---
name: file-converter
description: This skill handles file format conversions across documents (PDF, DOCX,
  Markdown, HTML, TXT), data files (JSON, CSV, YAML, XML, TOML), and images (PNG,
  JPG, WebP, SVG, GIF). Use when the user requests converting, transforming, or exporting
  files between formats. Generates conversion code dynamically based on the specific
  request.
author: Joseph OBrien
status: unpublished
updated: '2025-12-23'
version: 1.0.1
tag: skill
type: skill
---

# File Converter

## Overview

Convert files between formats across three categories: documents, data files, and images.
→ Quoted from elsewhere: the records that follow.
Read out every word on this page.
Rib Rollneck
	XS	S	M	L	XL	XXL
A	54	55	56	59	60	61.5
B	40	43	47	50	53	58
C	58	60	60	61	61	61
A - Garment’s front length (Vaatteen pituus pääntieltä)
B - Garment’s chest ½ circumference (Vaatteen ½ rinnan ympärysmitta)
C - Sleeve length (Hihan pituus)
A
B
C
Generate Python code dynamically for each conversion request, selecting appropriate libraries and handling edge cases.

## Conversion Categories

### Documents

| From | To | Recommended Library |
|------|-----|---------------------|
| Markdown | HTML | `markdown` or `mistune` |
| HTML | Markdown | `markdownify` or `html2text` |
| HTML | PDF | `weasyprint` or `pdfkit` (requires wkhtmltopdf) |
| PDF | Text | `pypdf` or `pdfplumber` |
| DOCX | Markdown | `mammoth` |
| DOCX | PDF | `docx2pdf` (Windows/macOS) or LibreOffice CLI |
| Markdown | PDF | Convert via HTML first, then to PDF |

### Data Files

| From | To | Recommended Library |
|------|-----|---------------------|
| JSON | YAML | `pyyaml` |
| YAML | JSON | `pyyaml` |
| JSON | CSV | `pandas` or stdlib `csv` + `json` |
| CSV | JSON | `pandas` or stdlib `csv` + `json` |
| JSON | TOML | `tomli`/`tomllib` (read) + `tomli-w` (write) |
| XML | JSON | `xmltodict` |
| JSON | XML | `dicttoxml` or `xmltodict.unparse` |

### Images

| From | To | Recommended Library |
|------|-----|---------------------|
| PNG/JPG/WebP/GIF | Any raster | `Pillow` (PIL) |
| SVG | PNG/JPG | `cairosvg` or `svglib` + `reportlab` |
| PNG | SVG | `potrace` (CLI) for tracing, limited fidelity |

## Workflow

1. Identify source format (from file extension or user statement)
2. Identify target format
3. Check `references/` for format-specific guidance
4. Generate conversion code using recommended library
5. Handle edge cases (encoding, transparency, nested structures)
6. Execute conversion and report results

## Quick Patterns

### Data: JSON to YAML

```python
import json
import yaml

with open("input.json") as f:
    data = json.load(f)

with open("output.yaml", "w") as f:
    yaml.dump(data, f, default_flow_style=False, allow_unicode=True)
```

### Data: CSV to JSON

```python
import csv
import json

with open("input.csv") as f:
    reader = csv.DictReader(f)
    data = list(reader)

with open("output.json", "w") as f:
    json.dump(data, f, indent=2)
```

### Document: Markdown to HTML

```python
import markdown

with open("input.md") as f:
    md_content = f.read()

html = markdown.markdown(md_content, extensions=["tables", "fenced_code"])

with open("output.html", "w") as f:
    f.write(html)
```

### Image: PNG to WebP

```python
from PIL import Image

img = Image.open("input.png")
img.save("output.webp", "WEBP", quality=85)
```

### Image: SVG to PNG

```python
import cairosvg

cairosvg.svg2png(url="input.svg", write_to="output.png", scale=2)
```

## Resources

Detailed guidance for complex conversions is in `references/`:

- `references/document-conversions.md` - PDF handling, encoding issues, styling preservation
- `references/data-conversions.md` - Schema handling, type coercion, nested structures
- `references/image-conversions.md` - Quality settings, transparency, color profiles

Consult these references when handling edge cases or when the user has specific quality/fidelity requirements.